Nei giorni scorsi sono stati celebrati gli anniversari delle morti di Enzo Tortora e del commissario
Calabresi, due date tragiche che evocano due casi analoghi di linciaggio
giudiziario e mediatico. Tortora fu giustiziato moralmente dal PM Marmo che lo
accusò di collusione con la camorra ottenendone la condanna in primo grado
sulla base delle dichiarazioni dei pentiti Barra e Pandico alle quali non si
preoccupò di trovare riscontri oggettivi. Come finì lo sappiamo tutti, per Tortora con l’assoluzione piena e
definitiva dopo un calvario di diversi
anni che lo condusse alla morte prematura per crepacuore, per Marmo in modo
inglorioso, con la smentita del suo impianto accusatorio ma soprattutto con il
peso di quella terribile affermazione da lui fatta durante la requisitoria
quando chiamò Tortora “cinico mercante di morte”. Il caso Tortora non è il solo
svarione nel quale è incorso il PM Marmo visto che fu ancora lui a sostenere
l’accusa per traffico di stupefacenti contro il soldato Raiola il quale fu assolto
ma non poté evitare che la sua vita andasse a rotoli prima che venisse
riconosciuta la sua innocenza. L’arrembante disinvoltura non ha impedito al giudice
Marmo di fare carriera in magistratura senza che i superiori organi si
preoccupassero di disinnescare questa mina vagante.

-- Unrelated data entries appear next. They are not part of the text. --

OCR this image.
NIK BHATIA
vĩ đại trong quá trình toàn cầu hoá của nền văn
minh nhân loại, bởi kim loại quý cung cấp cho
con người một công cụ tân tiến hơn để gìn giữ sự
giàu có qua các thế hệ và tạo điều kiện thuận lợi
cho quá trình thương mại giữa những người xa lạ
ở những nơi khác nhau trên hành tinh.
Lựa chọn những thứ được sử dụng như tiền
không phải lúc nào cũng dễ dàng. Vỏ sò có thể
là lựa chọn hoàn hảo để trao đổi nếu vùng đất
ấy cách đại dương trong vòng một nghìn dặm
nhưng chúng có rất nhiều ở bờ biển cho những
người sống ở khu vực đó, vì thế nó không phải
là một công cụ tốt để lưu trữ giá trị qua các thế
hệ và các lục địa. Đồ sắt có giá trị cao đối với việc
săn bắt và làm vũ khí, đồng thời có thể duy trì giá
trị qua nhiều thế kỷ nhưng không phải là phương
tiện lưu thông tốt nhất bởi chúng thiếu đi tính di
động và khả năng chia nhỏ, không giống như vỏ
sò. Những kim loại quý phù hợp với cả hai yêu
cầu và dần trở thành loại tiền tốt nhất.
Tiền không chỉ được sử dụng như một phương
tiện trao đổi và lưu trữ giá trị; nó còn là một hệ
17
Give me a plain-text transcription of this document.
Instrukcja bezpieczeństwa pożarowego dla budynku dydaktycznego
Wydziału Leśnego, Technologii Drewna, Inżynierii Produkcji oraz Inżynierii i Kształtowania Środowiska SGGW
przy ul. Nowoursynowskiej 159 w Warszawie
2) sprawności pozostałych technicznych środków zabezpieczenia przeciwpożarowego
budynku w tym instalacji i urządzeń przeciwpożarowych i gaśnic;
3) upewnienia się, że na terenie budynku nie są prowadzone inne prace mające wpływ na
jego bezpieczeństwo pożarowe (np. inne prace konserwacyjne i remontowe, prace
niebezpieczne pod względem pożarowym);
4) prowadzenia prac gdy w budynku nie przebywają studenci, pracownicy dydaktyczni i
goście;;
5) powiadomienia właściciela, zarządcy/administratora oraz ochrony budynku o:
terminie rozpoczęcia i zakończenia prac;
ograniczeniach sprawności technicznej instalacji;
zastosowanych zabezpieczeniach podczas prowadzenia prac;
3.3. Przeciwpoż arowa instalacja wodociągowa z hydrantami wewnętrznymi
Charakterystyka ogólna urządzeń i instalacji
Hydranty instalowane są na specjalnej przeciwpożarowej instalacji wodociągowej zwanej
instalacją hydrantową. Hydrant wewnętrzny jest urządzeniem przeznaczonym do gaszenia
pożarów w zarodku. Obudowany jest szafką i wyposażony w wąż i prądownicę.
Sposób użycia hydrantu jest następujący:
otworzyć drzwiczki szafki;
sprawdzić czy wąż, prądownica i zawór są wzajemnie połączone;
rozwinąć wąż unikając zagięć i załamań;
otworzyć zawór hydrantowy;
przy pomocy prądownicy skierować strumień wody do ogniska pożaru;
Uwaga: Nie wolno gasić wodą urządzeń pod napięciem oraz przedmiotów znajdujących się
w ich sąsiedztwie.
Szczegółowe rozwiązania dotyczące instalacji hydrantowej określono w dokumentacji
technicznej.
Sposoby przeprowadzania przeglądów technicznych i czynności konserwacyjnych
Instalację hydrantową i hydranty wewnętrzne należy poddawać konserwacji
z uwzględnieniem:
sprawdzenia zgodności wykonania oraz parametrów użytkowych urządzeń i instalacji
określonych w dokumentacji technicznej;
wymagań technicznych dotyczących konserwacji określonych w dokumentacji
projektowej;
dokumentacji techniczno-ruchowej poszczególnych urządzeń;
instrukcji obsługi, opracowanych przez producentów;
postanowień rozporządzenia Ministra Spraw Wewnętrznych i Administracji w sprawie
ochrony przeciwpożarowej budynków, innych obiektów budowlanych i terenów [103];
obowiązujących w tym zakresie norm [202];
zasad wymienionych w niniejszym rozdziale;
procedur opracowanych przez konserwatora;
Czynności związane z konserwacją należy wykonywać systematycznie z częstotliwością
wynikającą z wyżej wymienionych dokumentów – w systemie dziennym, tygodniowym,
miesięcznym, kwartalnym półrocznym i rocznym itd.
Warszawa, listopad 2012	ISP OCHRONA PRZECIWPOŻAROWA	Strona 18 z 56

Caso pressoché analogo quello del commissario Calabresi
vittima del giornalismo manettaro e ideologicamente schierato che non esitò ad
accusarlo della morte dell’anarchico Pinelli consegnandolo al mirino dei militanti di Lotta
Continua che punirono la sua presunta responsabilità assassinandolo. Anche in questo caso sappiamo
come finì, Calabresi fu riconosciuto estraneo alla morte di Pinelli e le icone
giornalistiche dell’epoca non mostrarono di avere alcun soprassalto di
coscienza né di nutrire alcun dubbio sul ruolo salvifico del loro giacobinismo.
Epigoni di quell’intellighenzia supponente che ha dominato la cultura del
dopoguerra, questi campioni della superiorità morale che Pareto chiamava
“virtuisti”, hanno continuato a imperversare e, per dirla sempre con Pareto,
hanno preteso di “raccontarci che solo
un uomo disonesto può avere un’opinione contraria alla loro”, lasciandoci in
eredità discepoli livorosi e
intransigenti che, seduti sulle loro certezze, ripercorrono ancora oggi la
strada dei cattivi maestri. Ancorati al dogma della primazia della morale questi
rampolli esagitati, figli del furore etico, negano al diritto qualsiasi
ragionevolezza, alla giustizia la prudenza, all’applicazione della legge
l’attenzione necessaria a evitare, per quanto è possibile, l’errore sempre in
agguato e, obbedendo alla loro vocazione forcaiola, sentenziano che il
cittadino raggiunto da un avviso di garanzia è presuntivamente colpevole.
Quando ci esibiamo nei soliti rituali che accompagnano
anniversari tragici, non una voce si leva a denunciare il farisaismo dei
sepolcri imbiancati che continuano a pontificare stritolando la vita delle
persone, forti della loro impunità e dei poteri che rappresentano.